Because most philosophies that frown on reproduction don't survive.

Saturday, February 26, 2022

Death on the Nile (2022)

 


Kenneth Branagh has decided to extend his Poirot franchise, following the commercial success of Murder on the Orient Express, with a mostly star-studded version of Death on the Nile. I didn't even like his previous attempt, but I am a big sucker for Agatha Christie, so sure as shooting (of which there is an excess in this movie), I hied me down to our local movie palace. 

There I sat, watching dumb trailers, gearing myself up for more of Branagh's historically unprecedented take on Poirot's mustache. And lo! The movie starts on the Belgian front in 1914, where a fresh-faced farmboy named Poirot observes the birds on the wind and urges his elaborately mustachioed commanding officer to attack the Germans now, under cover of gas. (Darwin, the in-house WWI expert: "Gas wasn't used until 1915.") The attack is a success, but young Poirot's face is blown up a la the Phantom of the Opera. His loving fianceé, in a speech the screenwriters carefully wordsmithed, extols the virtues of love and urges him to grow a mustache. 

Nothing in this is canonical. Poirot was neither a farmer nor, as Sarah Phelps would have us believe in her execrable BBC adaptation of The ABC Murders, a priest. Christie, if anyone bothers to consult her, has given us his backstory: he was an up-and-coming Belgian policeman as a youth, and by WWI was past the age of military service -- was in fact, around 1914, a refugee in England, where he solved The Mysterious Affair at Styles (the first draft of which was written in 1916 by the 26-year-old dispensary assistant Agatha Christie, who had worked with Belgian refugees). 

But taking all this rather mundane backstory into account would require more grounding in realism than Branagh is prepared to give. Death on the Nile is a production oddly unmoored from reality, with the aesthetic and emotional nuance of a video game. Everything is too slick, too overwritten, too on the nose. A choreographed dance scene at a nightclub goes through the motions of seduction without once feeling like something any two humans might ever do. Gal Gadot and Armie Hammer, as the glossy young rich things at the center of the mystery, wear their costumes as competently as wind-up mannequins. The emotion is flat, the sexuality forced, the representation predictable, and the scenery retouched. 

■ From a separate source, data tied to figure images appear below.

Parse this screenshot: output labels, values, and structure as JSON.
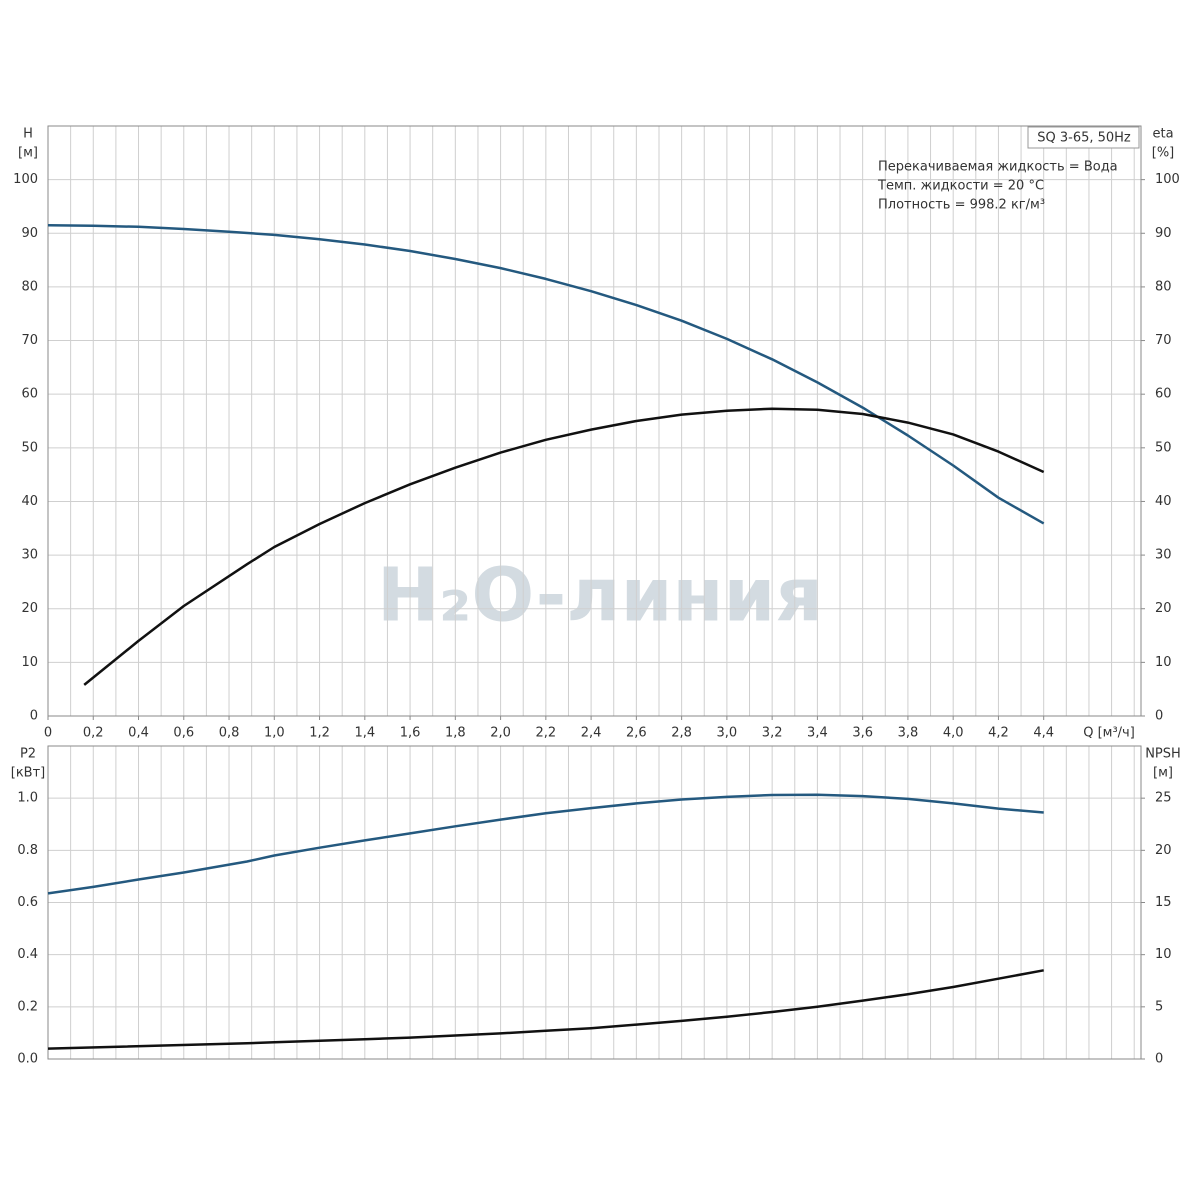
{
  "watermark": "H₂O-линия",
  "chart_data": [
    {
      "type": "line",
      "title": "SQ 3-65, 50Hz",
      "annotations": [
        "Перекачиваемая жидкость = Вода",
        "Темп. жидкости = 20 °C",
        "Плотность = 998.2 кг/м³"
      ],
      "y_label": "H",
      "y_unit": "[м]",
      "y2_label": "eta",
      "y2_unit": "[%]",
      "x_label": "Q [м³/ч]",
      "xlim": [
        0,
        4.83
      ],
      "xticks": [
        0,
        {
          "value": 0.2,
          "label": "0,2"
        },
        {
          "value": 0.4,
          "label": "0,4"
        },
        {
          "value": 0.6,
          "label": "0,6"
        },
        {
          "value": 0.8,
          "label": "0,8"
        },
        {
          "value": 1.0,
          "label": "1,0"
        },
        {
          "value": 1.2,
          "label": "1,2"
        },
        {
          "value": 1.4,
          "label": "1,4"
        },
        {
          "value": 1.6,
          "label": "1,6"
        },
        {
          "value": 1.8,
          "label": "1,8"
        },
        {
          "value": 2.0,
          "label": "2,0"
        },
        {
          "value": 2.2,
          "label": "2,2"
        },
        {
          "value": 2.4,
          "label": "2,4"
        },
        {
          "value": 2.6,
          "label": "2,6"
        },
        {
          "value": 2.8,
          "label": "2,8"
        },
        {
          "value": 3.0,
          "label": "3,0"
        },
        {
          "value": 3.2,
          "label": "3,2"
        },
        {
          "value": 3.4,
          "label": "3,4"
        },
        {
          "value": 3.6,
          "label": "3,6"
        },
        {
          "value": 3.8,
          "label": "3,8"
        },
        {
          "value": 4.0,
          "label": "4,0"
        },
        {
          "value": 4.2,
          "label": "4,2"
        },
        {
          "value": 4.4,
          "label": "4,4"
        }
      ],
      "xgrid": [
        0.1,
        0.2,
        0.3,
        0.4,
        0.5,
        0.6,
        0.7,
        0.8,
        0.9,
        1.0,
        1.1,
        1.2,
        1.3,
        1.4,
        1.5,
        1.6,
        1.7,
        1.8,
        1.9,
        2.0,
        2.1,
        2.2,
        2.3,
        2.4,
        2.5,
        2.6,
        2.7,
        2.8,
        2.9,
        3.0,
        3.1,
        3.2,
        3.3,
        3.4,
        3.5,
        3.6,
        3.7,
        3.8,
        3.9,
        4.0,
        4.1,
        4.2,
        4.3,
        4.4,
        4.5,
        4.6,
        4.7,
        4.8
      ],
      "ylim": [
        0,
        110
      ],
      "yticks": [
        0,
        10,
        20,
        30,
        40,
        50,
        60,
        70,
        80,
        90,
        100
      ],
      "y2lim": [
        0,
        110
      ],
      "y2ticks": [
        0,
        10,
        20,
        30,
        40,
        50,
        60,
        70,
        80,
        90,
        100
      ],
      "grid": true,
      "series": [
        {
          "name": "H",
          "color": "#24597f",
          "x": [
            0,
            0.2,
            0.4,
            0.6,
            0.8,
            1.0,
            1.2,
            1.4,
            1.6,
            1.8,
            2.0,
            2.2,
            2.4,
            2.6,
            2.8,
            3.0,
            3.2,
            3.4,
            3.6,
            3.8,
            4.0,
            4.2,
            4.4
          ],
          "values": [
            91.5,
            91.4,
            91.2,
            90.8,
            90.3,
            89.7,
            88.9,
            87.9,
            86.7,
            85.2,
            83.5,
            81.5,
            79.2,
            76.6,
            73.7,
            70.3,
            66.5,
            62.2,
            57.5,
            52.3,
            46.7,
            40.7,
            35.9
          ]
        },
        {
          "name": "eta",
          "color": "#111111",
          "axis": "y2",
          "x": [
            0.16,
            0.4,
            0.6,
            0.88,
            1.0,
            1.2,
            1.4,
            1.6,
            1.8,
            2.0,
            2.2,
            2.4,
            2.6,
            2.8,
            3.0,
            3.2,
            3.4,
            3.6,
            3.8,
            4.0,
            4.2,
            4.4
          ],
          "values": [
            5.8,
            14,
            20.5,
            28.3,
            31.5,
            35.8,
            39.7,
            43.2,
            46.3,
            49.1,
            51.5,
            53.4,
            55,
            56.2,
            56.9,
            57.3,
            57.1,
            56.3,
            54.7,
            52.5,
            49.3,
            45.5
          ]
        }
      ]
    },
    {
      "type": "line",
      "y_label": "P2",
      "y_unit": "[кВт]",
      "y2_label": "NPSH",
      "y2_unit": "[м]",
      "xlim": [
        0,
        4.83
      ],
      "xgrid": [
        0.1,
        0.2,
        0.3,
        0.4,
        0.5,
        0.6,
        0.7,
        0.8,
        0.9,
        1.0,
        1.1,
        1.2,
        1.3,
        1.4,
        1.5,
        1.6,
        1.7,
        1.8,
        1.9,
        2.0,
        2.1,
        2.2,
        2.3,
        2.4,
        2.5,
        2.6,
        2.7,
        2.8,
        2.9,
        3.0,
        3.1,
        3.2,
        3.3,
        3.4,
        3.5,
        3.6,
        3.7,
        3.8,
        3.9,
        4.0,
        4.1,
        4.2,
        4.3,
        4.4,
        4.5,
        4.6,
        4.7,
        4.8
      ],
      "ylim": [
        0,
        1.2
      ],
      "yticks": [
        {
          "value": 0,
          "label": "0.0"
        },
        0.2,
        0.4,
        0.6,
        0.8,
        {
          "value": 1.0,
          "label": "1.0"
        }
      ],
      "y2lim": [
        0,
        30
      ],
      "y2ticks": [
        0,
        5,
        10,
        15,
        20,
        25
      ],
      "grid": true,
      "series": [
        {
          "name": "P2",
          "color": "#24597f",
          "x": [
            0,
            0.2,
            0.4,
            0.6,
            0.88,
            1.0,
            1.2,
            1.4,
            1.6,
            1.8,
            2.0,
            2.2,
            2.4,
            2.6,
            2.8,
            3.0,
            3.2,
            3.4,
            3.6,
            3.8,
            4.0,
            4.2,
            4.4
          ],
          "values": [
            0.635,
            0.66,
            0.688,
            0.715,
            0.757,
            0.78,
            0.81,
            0.838,
            0.865,
            0.892,
            0.918,
            0.942,
            0.962,
            0.98,
            0.995,
            1.005,
            1.012,
            1.013,
            1.008,
            0.997,
            0.98,
            0.96,
            0.945
          ]
        },
        {
          "name": "NPSH",
          "color": "#111111",
          "axis": "y2",
          "x": [
            0,
            0.88,
            1.0,
            1.2,
            1.4,
            1.6,
            1.8,
            2.0,
            2.2,
            2.4,
            2.6,
            2.8,
            3.0,
            3.2,
            3.4,
            3.6,
            3.8,
            4.0,
            4.2,
            4.4
          ],
          "values": [
            1.0,
            1.5,
            1.6,
            1.75,
            1.9,
            2.05,
            2.25,
            2.45,
            2.7,
            2.95,
            3.3,
            3.65,
            4.05,
            4.5,
            5.0,
            5.6,
            6.2,
            6.9,
            7.7,
            8.5
          ]
        }
      ]
    }
  ]
}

Let us, while we are on the subject, ponder the tropes of modern screenwriting. All of the character traits from the novel have been jumbled up and reassigned, with several of the more appealing comic subcharacters eliminated all together (along with any touch of humor). Poirot is castigated at one point by a character who has a justifiable grievance against him, and yet the reproach is excessive in its vehemence. This same self-righteous condemnation makes an appearance once or twice more in the movie, from various characters. The screenwriters seem to think it a compelling form of moral discourse. It is not. It lacks what T.S. Eliot called "the objective correlative": an emotional reaction that rightly corresponds to the provoking stimulus. Fictional characters, of course, are always over-reacting to statements or situations, in ways that reveal their motivations. The problem is when the writer pens an overreaction as a justified emotional state, as some kind of moral positioning. "How dare you!" shaming is never interesting unless it reveals conflict within the accusing character. 

May I suggest, for anyone yearning for a handsome Death on the Nile adaptation, the version with the definitive Poirot, David Suchet, with the fine J.J. Feild as the heiress's simple husband. Feild is the poor man's Jude Law, but most of us are poor men. This production is not without its problems, and the first thirty seconds (revealing a sexual relationship that viewers will have reason to assume anyway) can be profitably skipped, but it retains both the plot and the human scale of Christie's novel. And human scale is a quality the viewer will crave after a dose of Branagh's packaged grandeur.

1 comment:

mandamum said...

I tried his Orient Express, and I can't come back for any more Brannaugh-Poirot. He did not do justice to Agatha Christie's original who would say on occasion, "I disapprove of murder." I know in the Orient Express, they decide to plump for the alternative solution, but still.... My husband was looking at the previews, and he likes Gal Gadot, and I often like Brannaugh, but gah. Your review has sort of confirmed my red flags.

Any Christie movie recommendations? Sometimes the BBC seems to lean in hard on the "marriage is just too hard, somebody ends up killing someone else in the end" plot lines, sometimes even when it's not in the original story. I do love David Suchet's Poirot, though. (And having seen him in a video on performing Shakespeare, and again reading the gospel on your blog, it is amazing seeing how his Poirot is a creation outside the actor, because he lives within the character's skin so convincingly.)